MD 315 begins at an intersection with MD 313 and MD 318 on the west side of Federalsburg. MD 313 heads north and south from the intersection as Federalsburg Highway. MD 318 heads west as Preston Road and south concurrent with MD 313. MD 315 heads east as two-lane undivided Bloomingdale Avenue through a commercial and industrial area. At University Avenue, the state highway enters the town limits of Federalsburg and municipal maintenance begins. After passing Denton Road, the old alignment of MD 313, MD 315's name changes to Main Street and the highway curves south into the central business district. At Central Avenue, Main Street continues south while MD 315 turns east onto Central Avenue to cross Marshyhope Creek. The state highway enters a residential area and intersects Reliance Avenue, the old alignment of MD 313 that heads south to the eastern MD 313-MD 318 intersection.
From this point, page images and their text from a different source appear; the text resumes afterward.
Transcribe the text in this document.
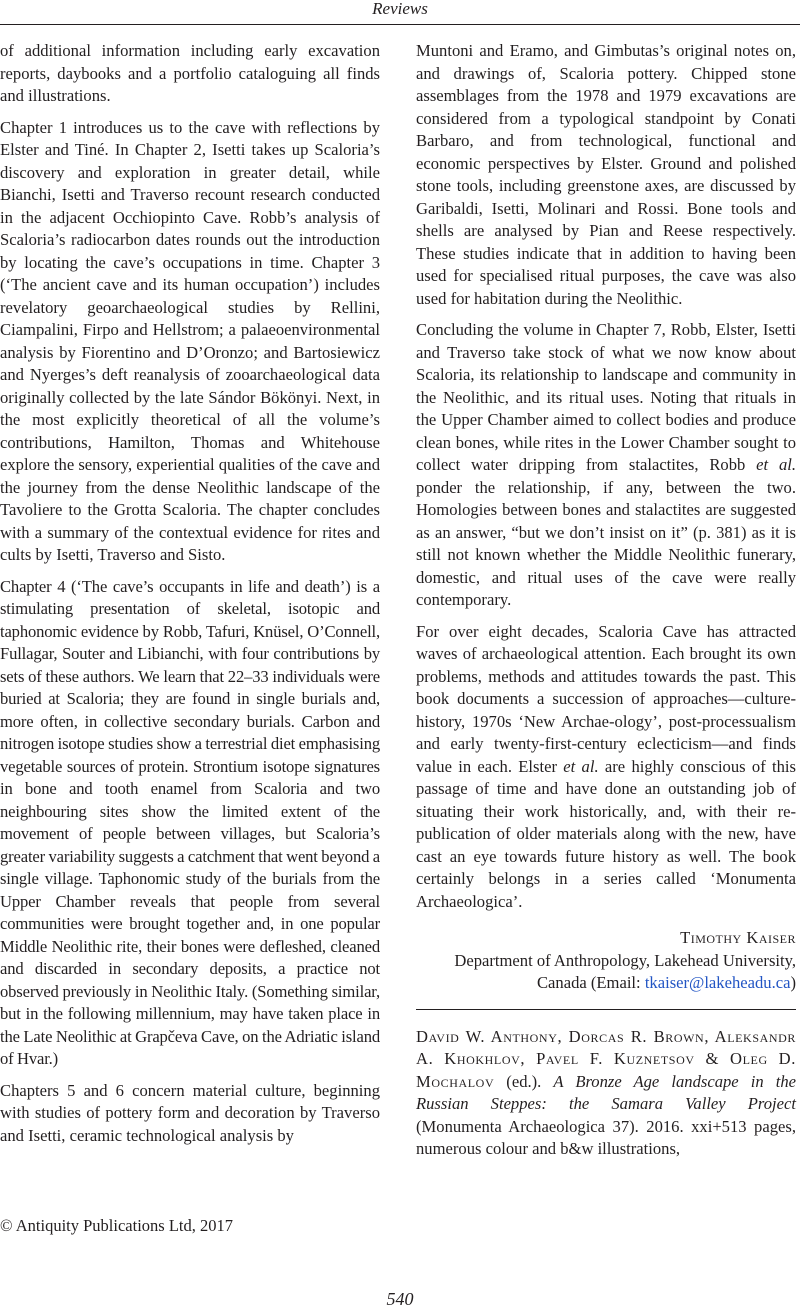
Reviews

of additional information including early excavation reports, daybooks and a portfolio cataloguing all finds and illustrations.

Chapter 1 introduces us to the cave with reflections by Elster and Tiné. In Chapter 2, Isetti takes up Scaloria’s discovery and exploration in greater detail, while Bianchi, Isetti and Traverso recount research conducted in the adjacent Occhiopinto Cave. Robb’s analysis of Scaloria’s radiocarbon dates rounds out the introduction by locating the cave’s occupations in time. Chapter 3 (‘The ancient cave and its human occupation’) includes revelatory geoarchaeological studies by Rellini, Ciampalini, Firpo and Hellstrom; a palaeoenvironmental analysis by Fiorentino and D’Oronzo; and Bartosiewicz and Nyerges’s deft reanalysis of zooarchaeological data originally collected by the late Sándor Bökönyi. Next, in the most explicitly theoretical of all the volume’s contributions, Hamilton, Thomas and Whitehouse explore the sensory, experiential qualities of the cave and the journey from the dense Neolithic landscape of the Tavoliere to the Grotta Scaloria. The chapter concludes with a summary of the contextual evidence for rites and cults by Isetti, Traverso and Sisto.

Chapter 4 (‘The cave’s occupants in life and death’) is a stimulating presentation of skeletal, isotopic and taphonomic evidence by Robb, Tafuri, Knüsel, O’Connell, Fullagar, Souter and Libianchi, with four contributions by sets of these authors. We learn that 22–33 individuals were buried at Scaloria; they are found in single burials and, more often, in collective secondary burials. Carbon and nitrogen isotope studies show a terrestrial diet emphasising vegetable sources of protein. Strontium isotope signatures in bone and tooth enamel from Scaloria and two neighbouring sites show the limited extent of the movement of people between villages, but Scaloria’s greater variability suggests a catchment that went beyond a single village. Taphonomic study of the burials from the Upper Chamber reveals that people from several communities were brought together and, in one popular Middle Neolithic rite, their bones were defleshed, cleaned and discarded in secondary deposits, a practice not observed previously in Neolithic Italy. (Something similar, but in the following millennium, may have taken place in the Late Neolithic at Grapčeva Cave, on the Adriatic island of Hvar.)

Chapters 5 and 6 concern material culture, beginning with studies of pottery form and decoration by Traverso and Isetti, ceramic technological analysis by

Muntoni and Eramo, and Gimbutas’s original notes on, and drawings of, Scaloria pottery. Chipped stone assemblages from the 1978 and 1979 excavations are considered from a typological standpoint by Conati Barbaro, and from technological, functional and economic perspectives by Elster. Ground and polished stone tools, including greenstone axes, are discussed by Garibaldi, Isetti, Molinari and Rossi. Bone tools and shells are analysed by Pian and Reese respectively. These studies indicate that in addition to having been used for specialised ritual purposes, the cave was also used for habitation during the Neolithic.

Concluding the volume in Chapter 7, Robb, Elster, Isetti and Traverso take stock of what we now know about Scaloria, its relationship to landscape and community in the Neolithic, and its ritual uses. Noting that rituals in the Upper Chamber aimed to collect bodies and produce clean bones, while rites in the Lower Chamber sought to collect water dripping from stalactites, Robb et al. ponder the relationship, if any, between the two. Homologies between bones and stalactites are suggested as an answer, “but we don’t insist on it” (p. 381) as it is still not known whether the Middle Neolithic funerary, domestic, and ritual uses of the cave were really contemporary.

For over eight decades, Scaloria Cave has attracted waves of archaeological attention. Each brought its own problems, methods and attitudes towards the past. This book documents a succession of approaches—culture-history, 1970s ‘New Archae-ology’, post-processualism and early twenty-first-century eclecticism—and finds value in each. Elster et al. are highly conscious of this passage of time and have done an outstanding job of situating their work historically, and, with their re-publication of older materials along with the new, have cast an eye towards future history as well. The book certainly belongs in a series called ‘Monumenta Archaeologica’.

Timothy Kaiser
Department of Anthropology, Lakehead University,
Canada (Email: tkaiser@lakeheadu.ca)

David W. Anthony, Dorcas R. Brown, Aleksandr A. Khokhlov, Pavel F. Kuznetsov & Oleg D. Mochalov (ed.). A Bronze Age landscape in the Russian Steppes: the Samara Valley Project (Monumenta Archaeologica 37). 2016. xxi+513 pages, numerous colour and b&w illustrations,

© Antiquity Publications Ltd, 2017
540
MD 315 turns southeast onto Liberty Road while Central Avenue continues straight and leads to MD 306. After passing Bernard Avenue, the state highway leaves the town of Federalsburg and MDSHA maintenance resumes. MD 315 crosses Tanyard Branch shortly before the intersection with Liberty Church Road, where MD 315 turns south for a very short distance to reach its eastern terminus at MD 318 (Bridgeville Road).

==History==
MD 315 is the old alignment of MD 318 through Federalsburg. The portion of MD 318 west of Federalsburg was originally MD 319 and the section of the highway between Denton Road and Reliance Avenue was part of MD 313. The Bloomingdale Avenue section of MD 319 west of the town limits was constructed as a state-aid road around 1919. The Liberty Road portion of the highway east of the town limits was built between 1924 and 1926. MD 318 was extended west through Federalsburg and over the whole length of MD 319 in 1956. MD 315 was designated on the old alignment of MD 318 following the transfer of MD 318 to the Federalsburg Bypass in 1964.

==Junction list==

| Location | mi | km | Destinations | Notes |
| Federalsburg | 0.00 | 0.00 | MD 313 (Federalsburg Highway) / MD 318 (Preston Road) – Easton, Eldorado, Denton | Western terminus |
| 1.03 | 1.66 | Main Street south | MD 315 turns east onto Central Avenue |
| 1.34 | 2.16 | Central Avenue east | MD 315 turns south onto Liberty Road |
| ​ | 3.10 | 4.99 | Liberty Church Road north | MD 315 turns south at this intersection; one-way westbound MD 315A is old alignment and east leg of the intersection |
| ​ | 3.13 | 5.04 | MD 318 (Bridgeville Road) – Bridgeville, Denton | Eastern terminus |
1.000 mi = 1.609 km; 1.000 km = 0.621 mi

==Auxiliary route==
MD 315A is a 0.16 mi connector between MD 318 and MD 315 at the Liberty Church Road intersection that runs one-way westbound.